Editor’s Note: Parts of the conference “Restoring Coastal Livelihoods” will be streamed live on the Internet. Go to to watch opening keynote speeches (18 Feb., 9 to 11 a.m.); a panel discussion with Metro TV moderator Prita Laura (19 Feb., 9 to 11 a.m.); and the closing session (20 Feb., 3:45 to 5 p.m.). All times are Indonesia Western Time (UTC+07:00).

The full impact of current plans to convert 2.24 million hectares (ha) of Indonesian mangrove forests to aquaculture shrimp ponds is unknown and could put sustainable land management strategies at risk, say the hosts of an upcoming conference to be held at the headquarters of the Center for International Forestry Research (CIFOR).

Although Indonesia’s Ministry of Forestry has put in place a sustainable strategy for mangrove protection and use, current Ministry of Fisheries plans include expanding aquaculture from a current 660,000 ha to more than 2.9 million ha, according to the Mangrove Action Project (MAP).

More than 100 delegates at a three-day conference, “Restoring Coastal Livelihoods,” hosted by MAP from February 17 to 20, will debate such topics as the impacts of mangrove conversion, the potential for mangrove restoration and sustainable livelihood alternatives in degraded areas.
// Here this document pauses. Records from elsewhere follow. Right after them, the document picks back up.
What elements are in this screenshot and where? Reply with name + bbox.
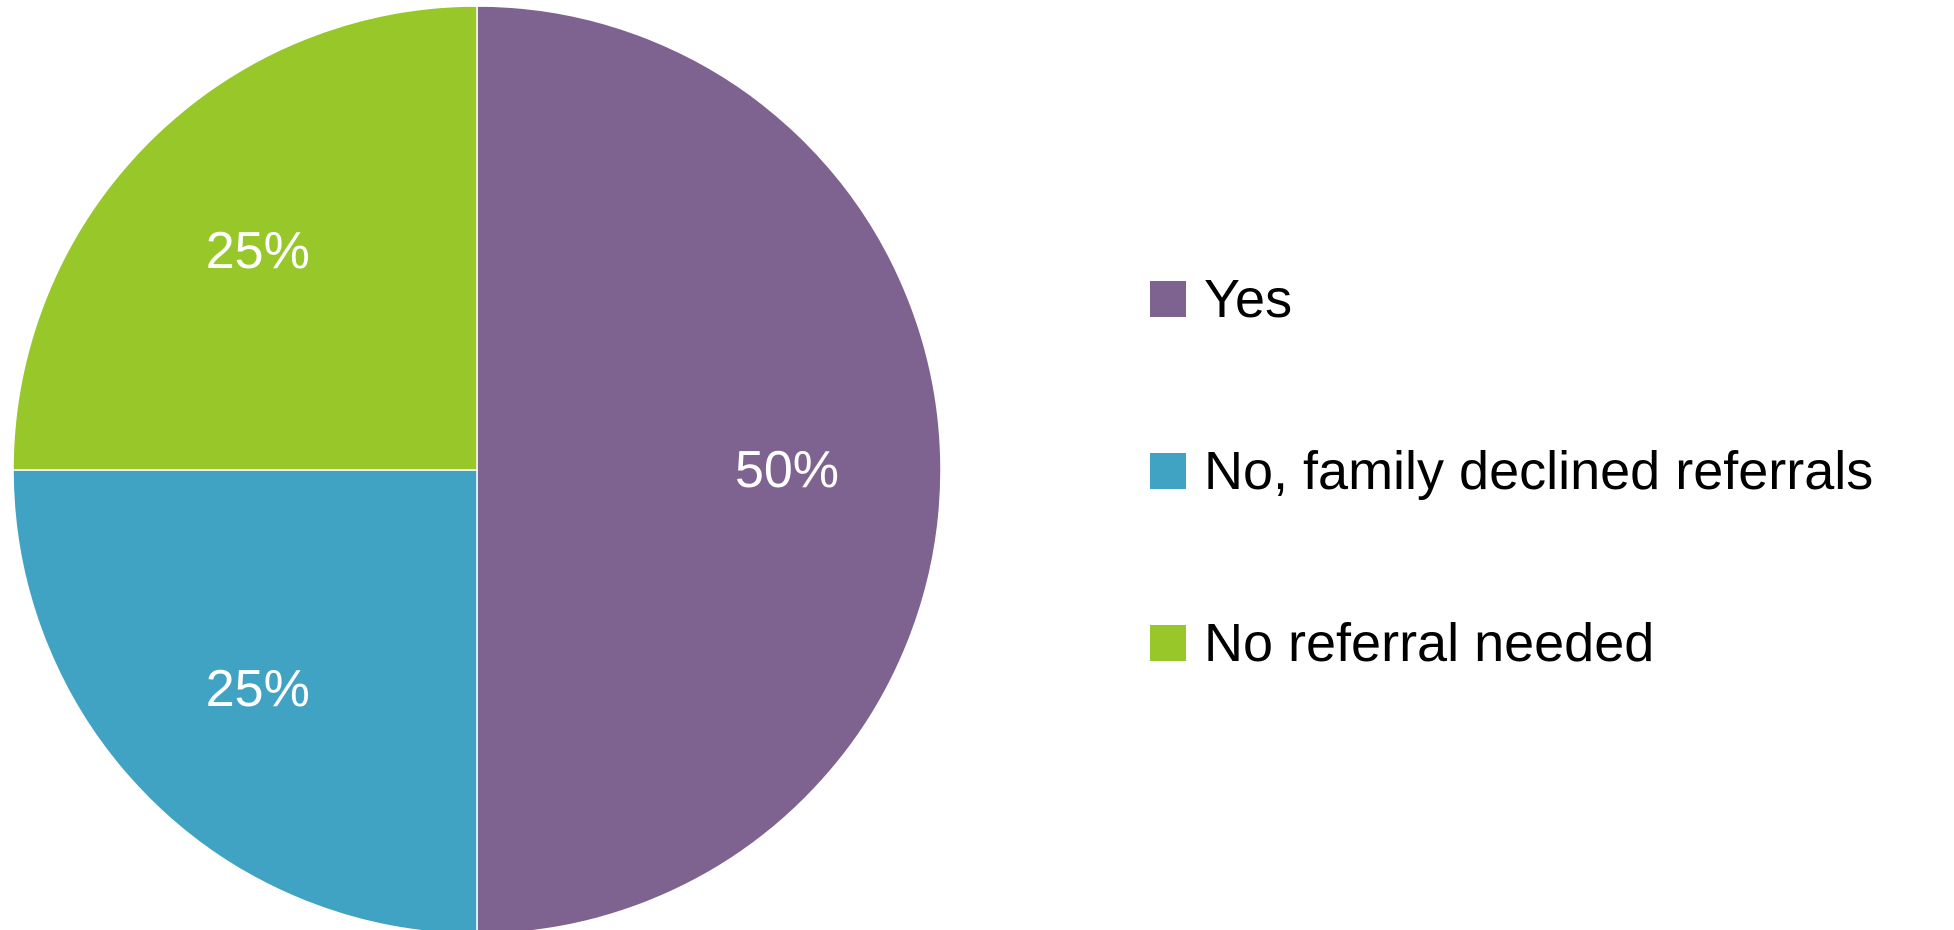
pie-slices — [12, 5, 942, 930]
legend: Yes No, family declined referrals No refer… — [1150, 269, 1873, 673]
legend-swatch — [1150, 453, 1186, 489]
legend-swatch — [1150, 625, 1186, 661]
legend-swatch — [1150, 281, 1186, 317]
legend-label: No, family declined referrals — [1204, 441, 1873, 501]
legend-label: Yes — [1204, 269, 1292, 329]
slice-value-label: 25% — [206, 660, 310, 718]
pie-slice-labels: 50% 25% 25% — [206, 222, 839, 718]
pie-slice-yes — [476, 5, 942, 930]
legend-label: No referral needed — [1204, 613, 1654, 673]
pie-slice-no-family-declined-referrals — [12, 469, 478, 930]
pie-slice-no-referral-needed — [12, 5, 478, 471]
slice-value-label: 50% — [735, 441, 839, 499]
slice-value-label: 25% — [206, 222, 310, 280]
They then plan to develop adaptive models and scenarios and provide recommendations to Indonesia’s National Mangrove Strategy.

Tropical mangrove forests, which grow in estuaries and intertidal areas between land and sea, help protect coastal areas from erosion and inland areas from high waves. Their salt-filtering roots and leaves allow them to survive in saline wetlands.

Mangrove forests also sequester large amounts of carbon: “Total carbon storage in mangrove ecosystems is exceptionally high compared with most forest types,” wrote the authors of a 2009 CIFOR paper, “Carbon storage in mangrove and peatland ecosystems.” Clearing of mangrove forests, therefore, releases comparatively large amounts of carbon emissions, a key driver of climate change.


Since 1980, Indonesia has lost more than 26 percent of its mangroves, which have shrunk in area from 4.2 million ha to 3.1 million ha in large measure due to an increase in aquaculture ponds created as part of the “blue revolution” of the late 20th century.

The blue revolution was meant to provide jobs and increase access to protein for Indonesia’s coastal communities, but the focus on industrial shrimp production to increase foreign currency exchange, and substandard construction, maintenance and management of fish ponds has decreased the ecological health of coastal systems and the resulting livelihoods of coastal communities, MAP says.

Some 60 percent of mangrove loss has been attributed to conversion of mangroves to brackish water aquaculture ponds.

From 2000 to 2009 the annual rate of mangrove deforestation in Indonesia was 22,000 ha per year, according to MAP. Such a rate would cause annual carbon emissions of 23 million tons.

Research shows that deforestation generates around 10 percent of carbon emissions from deforestation globally, although it accounts for just 0.7 percent of the world’s tropical forest cover. Deforestation also leads to subsidence of near-shore systems, worsening the effects of sea-level rise.